I did my BA at Goldsmiths (Fine Art Practice and Contemporary Critical Theory) which is another high-pressured environment, thoroughly steeped in PoMo bullshit and political wokeness, yet it is somehow still not woke enough to prevent students from occupying a building in protest against institutional racism: www.google.co.uk/amp/s/amp.theguardian.com/education/2019/jun/19/goldsmiths-anti-racism-protest-marks-100th-day-with-rally

Racism/sexism/homophobia etc clearly do exist in the world, seemingly some people are motivated to invent situations to ‘prove’ it, which ultimately has the opposite effect.
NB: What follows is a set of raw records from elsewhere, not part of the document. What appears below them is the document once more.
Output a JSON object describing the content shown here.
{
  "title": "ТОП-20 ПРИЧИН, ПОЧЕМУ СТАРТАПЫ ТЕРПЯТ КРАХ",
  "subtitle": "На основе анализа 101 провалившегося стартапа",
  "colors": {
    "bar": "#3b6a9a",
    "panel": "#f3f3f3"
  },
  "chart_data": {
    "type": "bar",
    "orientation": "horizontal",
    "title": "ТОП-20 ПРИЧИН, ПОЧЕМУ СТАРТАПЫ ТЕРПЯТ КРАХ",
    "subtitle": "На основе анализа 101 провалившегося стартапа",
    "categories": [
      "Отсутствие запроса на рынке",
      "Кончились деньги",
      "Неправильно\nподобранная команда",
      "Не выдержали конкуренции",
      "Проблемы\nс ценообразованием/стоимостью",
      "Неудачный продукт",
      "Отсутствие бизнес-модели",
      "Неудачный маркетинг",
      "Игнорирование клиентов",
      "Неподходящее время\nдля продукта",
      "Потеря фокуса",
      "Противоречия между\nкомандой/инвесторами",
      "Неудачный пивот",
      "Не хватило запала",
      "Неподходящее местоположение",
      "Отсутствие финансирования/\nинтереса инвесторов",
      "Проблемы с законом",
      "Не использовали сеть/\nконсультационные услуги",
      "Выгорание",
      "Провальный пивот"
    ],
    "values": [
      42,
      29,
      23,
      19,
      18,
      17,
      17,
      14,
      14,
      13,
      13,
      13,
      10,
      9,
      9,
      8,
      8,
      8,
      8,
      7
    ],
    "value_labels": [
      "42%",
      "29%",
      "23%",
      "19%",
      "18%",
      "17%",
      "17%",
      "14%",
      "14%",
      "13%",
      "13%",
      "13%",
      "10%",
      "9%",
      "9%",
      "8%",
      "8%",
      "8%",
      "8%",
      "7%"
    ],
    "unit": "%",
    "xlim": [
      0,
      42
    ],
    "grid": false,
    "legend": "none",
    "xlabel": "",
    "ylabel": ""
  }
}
See also, the staging of fake hate crimes, such as the Jussie Smollett story: m.youtube.com/watch?v=nmQJfFumYg0

Drabarni · 30/10/2019 15:24

I'm not sure about the abortion one either.
Context is everything. Mine is only doing GCSE Art but I know her teacher gives her alternative ideas when she is planning.
She could have said "another way to approach this would be to" etc.
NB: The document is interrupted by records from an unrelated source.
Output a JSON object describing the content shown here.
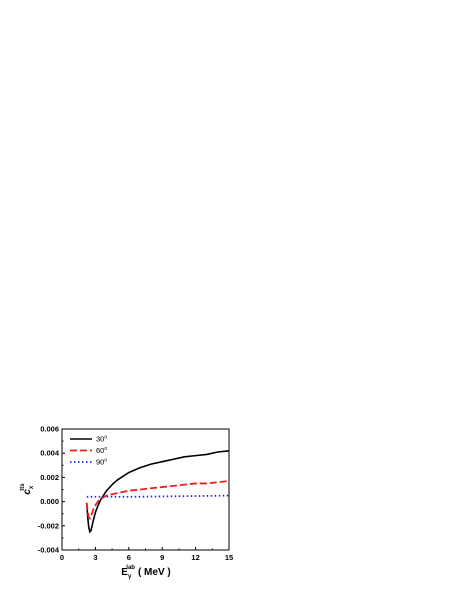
{
  "chart_data": {
    "type": "line",
    "title": "",
    "xlabel": {
      "main": "E",
      "sub": "γ",
      "sup": "lab",
      "unit": "( MeV )"
    },
    "ylabel": {
      "main": "c",
      "sub": "x",
      "sup": "tts"
    },
    "xlim": [
      0,
      15
    ],
    "ylim": [
      -0.004,
      0.006
    ],
    "x_ticks": [
      "0",
      "3",
      "6",
      "9",
      "12",
      "15"
    ],
    "y_ticks": [
      "-0.004",
      "-0.002",
      "0.000",
      "0.002",
      "0.004",
      "0.006"
    ],
    "legend_position": "top-left",
    "grid": false,
    "series": [
      {
        "name": "30°",
        "label_main": "30",
        "label_sup": "o",
        "style": "solid",
        "color": "#000000",
        "x": [
          2.22,
          2.3,
          2.4,
          2.5,
          2.6,
          2.7,
          2.8,
          3.0,
          3.2,
          3.5,
          4.0,
          4.5,
          5.0,
          6.0,
          7.0,
          8.0,
          9.0,
          10.0,
          11.0,
          12.0,
          13.0,
          14.0,
          15.0
        ],
        "y": [
          -0.0001,
          -0.0012,
          -0.0021,
          -0.0025,
          -0.0024,
          -0.002,
          -0.0016,
          -0.0009,
          -0.0004,
          0.0002,
          0.0009,
          0.0014,
          0.0018,
          0.0024,
          0.0028,
          0.0031,
          0.0033,
          0.0035,
          0.0037,
          0.0038,
          0.0039,
          0.0041,
          0.0042
        ]
      },
      {
        "name": "60°",
        "label_main": "60",
        "label_sup": "o",
        "style": "dashed",
        "color": "#e8201f",
        "x": [
          2.22,
          2.3,
          2.4,
          2.5,
          2.6,
          2.8,
          3.0,
          3.3,
          3.6,
          4.0,
          5.0,
          6.0,
          7.0,
          8.0,
          9.0,
          10.0,
          11.0,
          12.0,
          13.0,
          14.0,
          15.0
        ],
        "y": [
          -0.0001,
          -0.0008,
          -0.0013,
          -0.0014,
          -0.0012,
          -0.0007,
          -0.0003,
          0.0001,
          0.0003,
          0.0005,
          0.0007,
          0.0009,
          0.001,
          0.0011,
          0.0012,
          0.0013,
          0.0014,
          0.0015,
          0.0015,
          0.0016,
          0.0017
        ]
      },
      {
        "name": "90°",
        "label_main": "90",
        "label_sup": "o",
        "style": "dotted",
        "color": "#1f2fd6",
        "x": [
          2.22,
          2.5,
          3.0,
          4.0,
          5.0,
          6.0,
          7.0,
          8.0,
          9.0,
          10.0,
          11.0,
          12.0,
          13.0,
          14.0,
          15.0
        ],
        "y": [
          0.0004,
          0.0004,
          0.0004,
          0.0004,
          0.0004,
          0.0004,
          0.0004,
          0.00042,
          0.00043,
          0.00044,
          0.00045,
          0.00046,
          0.00047,
          0.00048,
          0.0005
        ]
      }
    ]
  }
}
The whole lot is just entitled twaddle, who raised these idiots.

Gingerkittykat · 30/10/2019 16:14

To be fair to the students their article seems more nuanced than the Telegraph article, especially since 6 complaints were upheld. Physically manhandling a student is never ok, mocking students with mental illness is never ok.

I do appreciate a lot of their complaints are nonsense, and the fact they submitted 100s of pages of complaints shows that. I'm another one echoing the fact that the vast majority of the Scottish population is white, non trans, with no obvious disabilities so it sounds like their staff reflect this. We have no idea if they have initiatives to make sure they are recruiting fairly from available candidates, but I expect the do monitor their staff on protected characteristics.

I'm surprised art students do check ins though, I did these studying counselling but have never heard of them anywhere else.

furrytoebean · 30/10/2019 16:38

Oh god we did tireless never ending check ins.

And you weren't allowed to interrupt anyone and they could talk about WHATEVER they wanted for as long as they wanted and it just took as long as it took.
I'm not exaggerating when I say some sessions were just one long check in with a check out at the end.

Imagine it, performance art students given the floor for however long they wanted. And how they wanted it.

There's a part of my soul still there.